Drive another quarter-mile up Interstate 75, past the billboards for Bristol's Strip Club and Trader's World Flea Market, and suddenly the image appears in all its full dimensions. Jesus, depicted from the waist up, is six stories tall and seems to burst from the ground, as if he might gather a tractor-trailer in his Honda-size hands and lift it to heaven.
After dark, the figure is illuminated by spotlights from below. "It sort of looms out at you, especially at night," said Aaron Andrews, a trucker from Milwaukee.
The statue, erected in 2003, was the inspiration of Lawrence and Darlene Bishop, evangelical Christian pastors of the 3,400-member Solid Rock Church here, which spent $250,000 on a project that did not go smoothly.
The image's steel frame was built in nearby Lebanon, Ohio, and the body, made of Styrofoam and fiberglass, on the beach in Jacksonville, Fla. The body was then trucked north. But when workers started installing the statue on an island in a man-made reflecting pool behind the church, they found that the head and arms were too small for the chest.

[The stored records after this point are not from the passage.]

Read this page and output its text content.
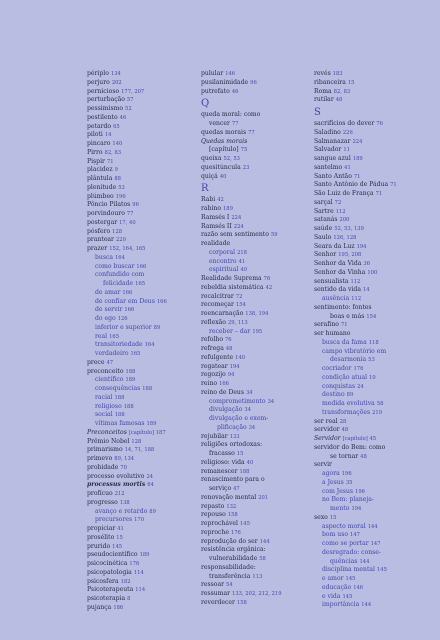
périplo 134
perjuro 202
pernicioso 177, 207
perturbação 57
pessimismo 52
pestilento 46
petardo 65
piloti 14
pincaro 140
Pirro 82, 83
Piṣpir 71
placidez 9
plântula 88
plenitude 53
plúmbeo 196
Pôncio Pilatos 96
porvindouro 77
postergar 17, 40
pósfero 128
prantear 220
prazer 152, 164, 165
busca 164
como buscar 166
confundido com
felicidade 165
de amar 166
de confiar em Deus 166
de servir 166
do ego 126
inferior e superior 89
real 165
transitoriedade 164
verdadeiro 165
prece 47
preconceito 188
científico 189
consequências 188
racial 188
religioso 188
social 188
vítimas famosas 189
Preconceitos [capítulo] 187
Prêmio Nobel 128
primarismo 14, 71, 188
primevo 89, 134
probidade 70
processo evolutivo 24
processus mortis 64
profícuo 212
progresso 138
avanço e retardo 89
precursores 170
propiciar 41
prosélito 15
prurido 145
pseudocientífico 189
psicocinética 176
psicopatologia 114
psicosfera 182
Psicoterapeuta 114
psicoterapia 8
pujança 186
pulular 146
pusilanimidade 96
putrefato 46
Q
queda moral: como
vencer 77
quedas morais 77
Quedas morais
[capítulo] 75
queixa 52, 53
quesitúncula 23
quiçá 40
R
Rabi 42
rabino 189
Ramsés I 224
Ramsés II 224
razão sem sentimento 59
realidade
corporal 218
encontro 41
espiritual 40
Realidade Suprema 76
rebeldia sistemática 42
recalcitrar 72
recomeçar 154
reencarnação 138, 194
reflexão 29, 113
receber – dar 195
refolho 76
refrega 48
refulgente 140
regatear 194
regozijo 94
reino 166
reino de Deus 34
comprometimento 34
divulgação 34
divulgação e exem-
plificação 34
rejubilar 133
religiões ortodoxas:
fracasso 15
religioso: vida 40
remanescer 188
renascimento para o
serviço 47
renovação mental 201
repasto 132
repouso 158
reprochável 145
reproche 176
reprodução do ser 144
resistência orgânica:
vulnerabilidade 58
responsabilidade:
transferência 113
ressoar 54
ressumar 133, 202, 212, 219
reverdecer 158
revés 183
ribanceira 15
Roma 82, 83
rutilar 48
S
sacrifícios do dever 76
Saladino 226
Salmanazar 224
Salvador 11
sangue azul 189
santelmo 41
Santo Antão 71
Santo Antônio de Pádua 71
São Luiz de França 71
sarçal 72
Sartre 112
satanás 200
saúde 52, 53, 139
Saulo 126, 128
Seara da Luz 194
Senhor 195, 208
Senhor da Vida 36
Senhor da Vinha 100
sensualista 112
sentido da vida 14
ausência 112
sentimento: fontes
boas e más 154
serafino 71
ser humano
busca da fama 118
campo vibratório em
desarmonia 53
cocriador 176
condição atual 10
conquistas 24
destino 89
medida evolutiva 58
transformações 219
ser real 28
servidor 48
Servidor [capítulo] 45
servidor do Bem: como
se tornar 48
servir
agora 196
a Jesus 35
com Jesus 196
no Bem: planeja-
mento 194
sexo 15
aspecto moral 144
bom uso 147
como se portar 147
desregrado: conse-
quências 144
disciplina mental 145
e amor 145
educação 146
e vida 145
importância 144
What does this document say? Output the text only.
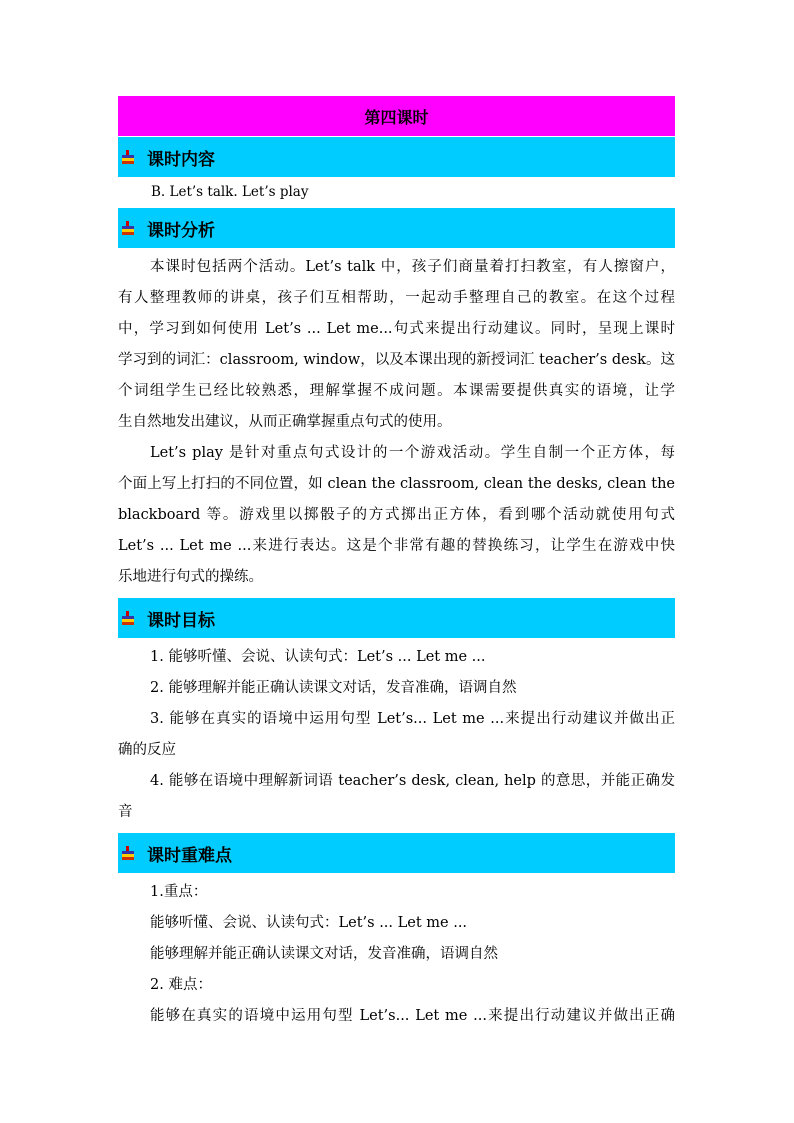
第四课时
课时内容
B. Let’s talk. Let’s play
课时分析
本课时包括两个活动。Let’s talk 中，孩子们商量着打扫教室，有人擦窗户，
有人整理教师的讲桌，孩子们互相帮助，一起动手整理自己的教室。在这个过程
中，学习到如何使用 Let’s ... Let me...句式来提出行动建议。同时，呈现上课时
学习到的词汇：classroom, window，以及本课出现的新授词汇 teacher’s desk。这
个词组学生已经比较熟悉，理解掌握不成问题。本课需要提供真实的语境，让学
生自然地发出建议，从而正确掌握重点句式的使用。
Let’s play 是针对重点句式设计的一个游戏活动。学生自制一个正方体，每
个面上写上打扫的不同位置，如 clean the classroom, clean the desks, clean the
blackboard 等。游戏里以掷骰子的方式掷出正方体，看到哪个活动就使用句式
Let’s ... Let me ...来进行表达。这是个非常有趣的替换练习，让学生在游戏中快
乐地进行句式的操练。
课时目标
1. 能够听懂、会说、认读句式：Let’s ... Let me ...
2. 能够理解并能正确认读课文对话，发音准确，语调自然
3. 能够在真实的语境中运用句型 Let’s... Let me ...来提出行动建议并做出正
确的反应
4. 能够在语境中理解新词语 teacher’s desk, clean, help 的意思，并能正确发
音
课时重难点
1.重点：
能够听懂、会说、认读句式：Let’s ... Let me ...
能够理解并能正确认读课文对话，发音准确，语调自然
2. 难点：
能够在真实的语境中运用句型 Let’s... Let me ...来提出行动建议并做出正确
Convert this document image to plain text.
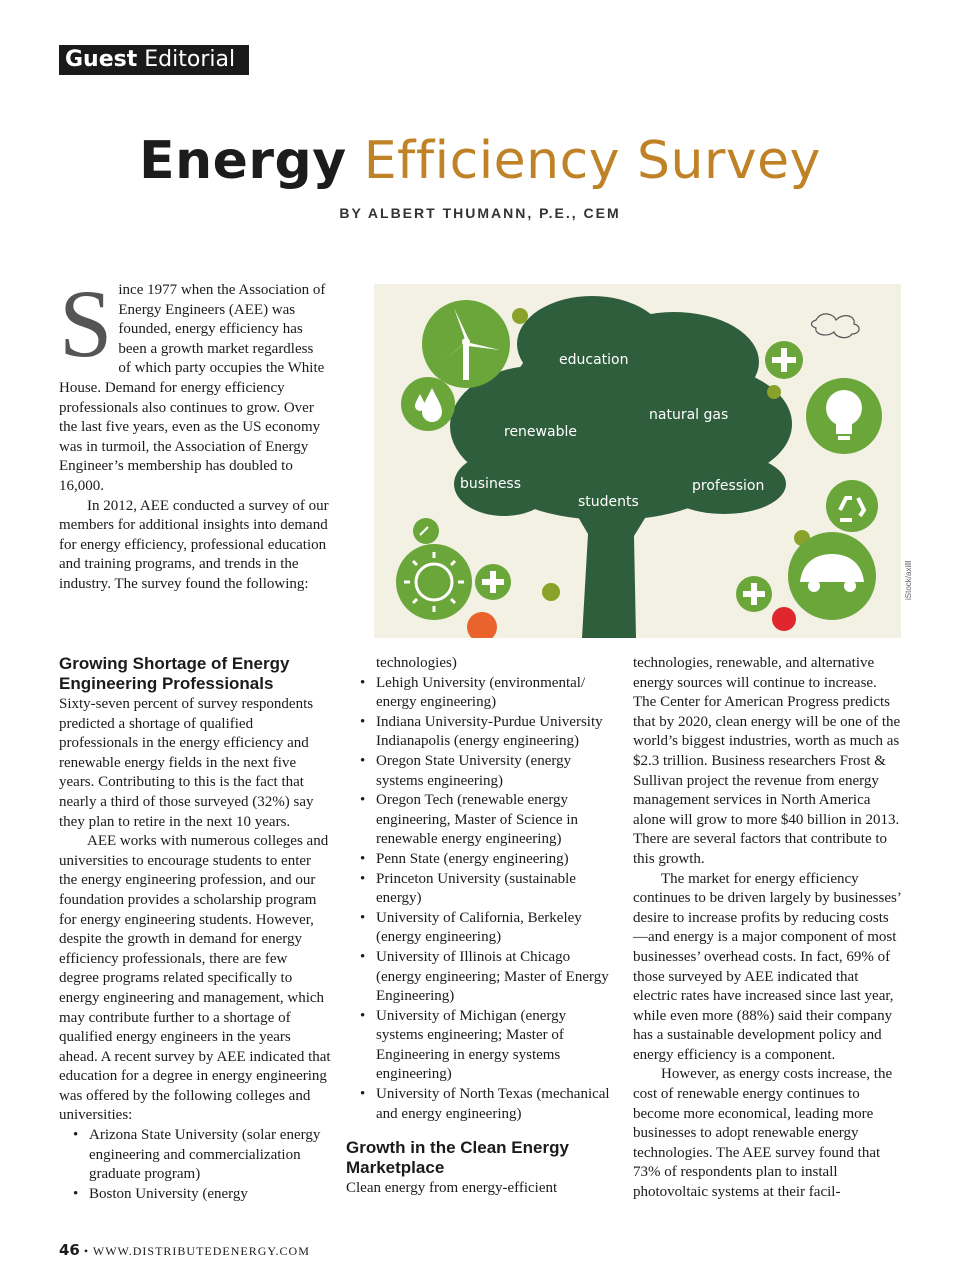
Guest Editorial
Energy Efficiency Survey
BY ALBERT THUMANN, P.E., CEM

Since 1977 when the Association of Energy Engineers (AEE) was founded, energy efficiency has been a growth market regardless of which party occupies the White House. Demand for energy efficiency professionals also continues to grow. Over the last five years, even as the US economy was in turmoil, the Association of Energy Engineer’s membership has doubled to 16,000.

In 2012, AEE conducted a survey of our members for additional insights into demand for energy efficiency, professional education and training programs, and trends in the industry. The survey found the following:

education
natural gas
renewable
business
students
profession
iStock/axilll
Growing Shortage of Energy Engineering Professionals

Sixty-seven percent of survey respondents predicted a shortage of qualified professionals in the energy efficiency and renewable energy fields in the next five years. Contributing to this is the fact that nearly a third of those surveyed (32%) say they plan to retire in the next 10 years.

AEE works with numerous colleges and universities to encourage students to enter the energy engineering profession, and our foundation provides a scholarship program for energy engineering students. However, despite the growth in demand for energy efficiency professionals, there are few degree programs related specifically to energy engineering and management, which may contribute further to a shortage of qualified energy engineers in the years ahead. A recent survey by AEE indicated that education for a degree in energy engineering was offered by the following colleges and universities:

• Arizona State University (solar energy engineering and commercialization graduate program)
• Boston University (energy

technologies)

• Lehigh University (environmental/ energy engineering)
• Indiana University-Purdue University Indianapolis (energy engineering)
• Oregon State University (energy systems engineering)
• Oregon Tech (renewable energy engineering, Master of Science in renewable energy engineering)
• Penn State (energy engineering)
• Princeton University (sustainable energy)
• University of California, Berkeley (energy engineering)
• University of Illinois at Chicago (energy engineering; Master of Energy Engineering)
• University of Michigan (energy systems engineering; Master of Engineering in energy systems engineering)
• University of North Texas (mechanical and energy engineering)
Growth in the Clean Energy Marketplace

Clean energy from energy-efficient

technologies, renewable, and alternative energy sources will continue to increase. The Center for American Progress predicts that by 2020, clean energy will be one of the world’s biggest industries, worth as much as $2.3 trillion. Business researchers Frost & Sullivan project the revenue from energy management services in North America alone will grow to more $40 billion in 2013. There are several factors that contribute to this growth.

The market for energy efficiency continues to be driven largely by businesses’ desire to increase profits by reducing costs—and energy is a major component of most businesses’ overhead costs. In fact, 69% of those surveyed by AEE indicated that electric rates have increased since last year, while even more (88%) said their company has a sustainable development policy and energy efficiency is a component.

However, as energy costs increase, the cost of renewable energy continues to become more economical, leading more businesses to adopt renewable energy technologies. The AEE survey found that 73% of respondents plan to install photovoltaic systems at their facil-

46 • WWW.DISTRIBUTEDENERGY.COM
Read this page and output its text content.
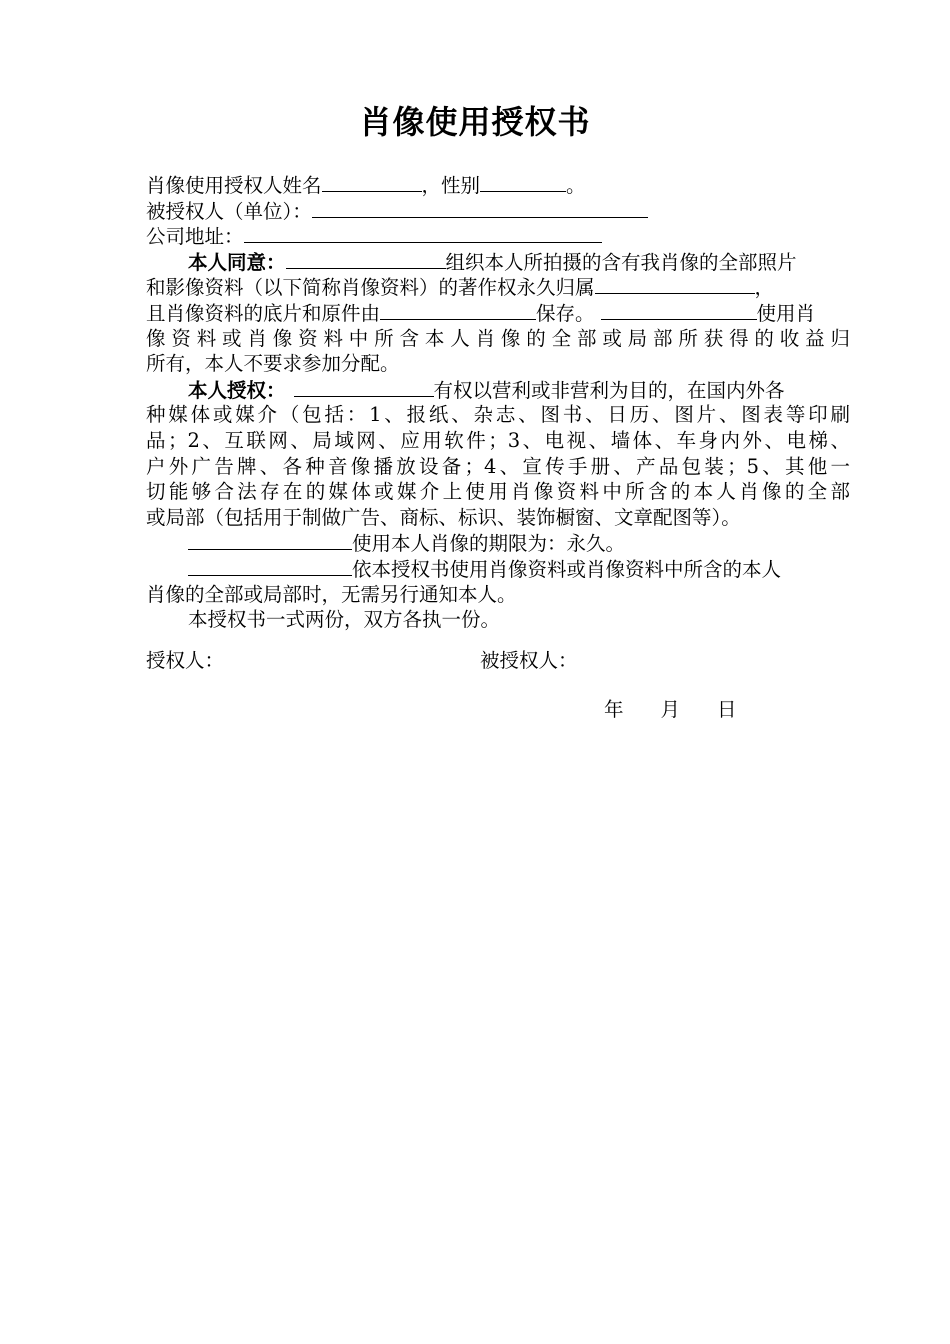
肖像使用授权书
肖像使用授权人姓名	，性别	。
被授权人（单位）：
公司地址：
本人同意：	组织本人所拍摄的含有我肖像的全部照片
和影像资料（以下简称肖像资料）的著作权永久归属	，
且肖像资料的底片和原件由	保存。	使用肖
像资料或肖像资料中所含本人肖像的全部或局部所获得的收益归
所有，本人不要求参加分配。
本人授权：	有权以营利或非营利为目的，在国内外各
种媒体或媒介（包括：1、报纸、杂志、图书、日历、图片、图表等印刷
品；2、互联网、局域网、应用软件；3、电视、墙体、车身内外、电梯、
户外广告牌、各种音像播放设备；4、宣传手册、产品包装；5、其他一
切能够合法存在的媒体或媒介上使用肖像资料中所含的本人肖像的全部
或局部（包括用于制做广告、商标、标识、装饰橱窗、文章配图等）。
使用本人肖像的期限为：永久。
依本授权书使用肖像资料或肖像资料中所含的本人
肖像的全部或局部时，无需另行通知本人。
本授权书一式两份，双方各执一份。
授权人：	被授权人：
年 月 日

The builder, James Lynch, then spent three months ripping the fiberglass apart and recasting the outstretched arms and upturned face. The completed figure weighs 16,000 pounds and, at 62 feet, stands 20 feet taller than originally planned, though its skin is so thin that it bends to the touch of a finger...
There is also a running disagreement over the statue's name. Postcards for sale in the church's gift shop refer to it as the King of Kings. Many locals call it Touchdown Jesus, since, a bit like the famed mural at the University of Notre Dame, it resembles a robed and bearded referee signaling a score at the goal line. Others call it Super Jesus, MC 62ft Jesus (for the technomusician of a similar name) or simply Big J.
The image to me looks like Jesus is sinking in quicksand, and trying to get out.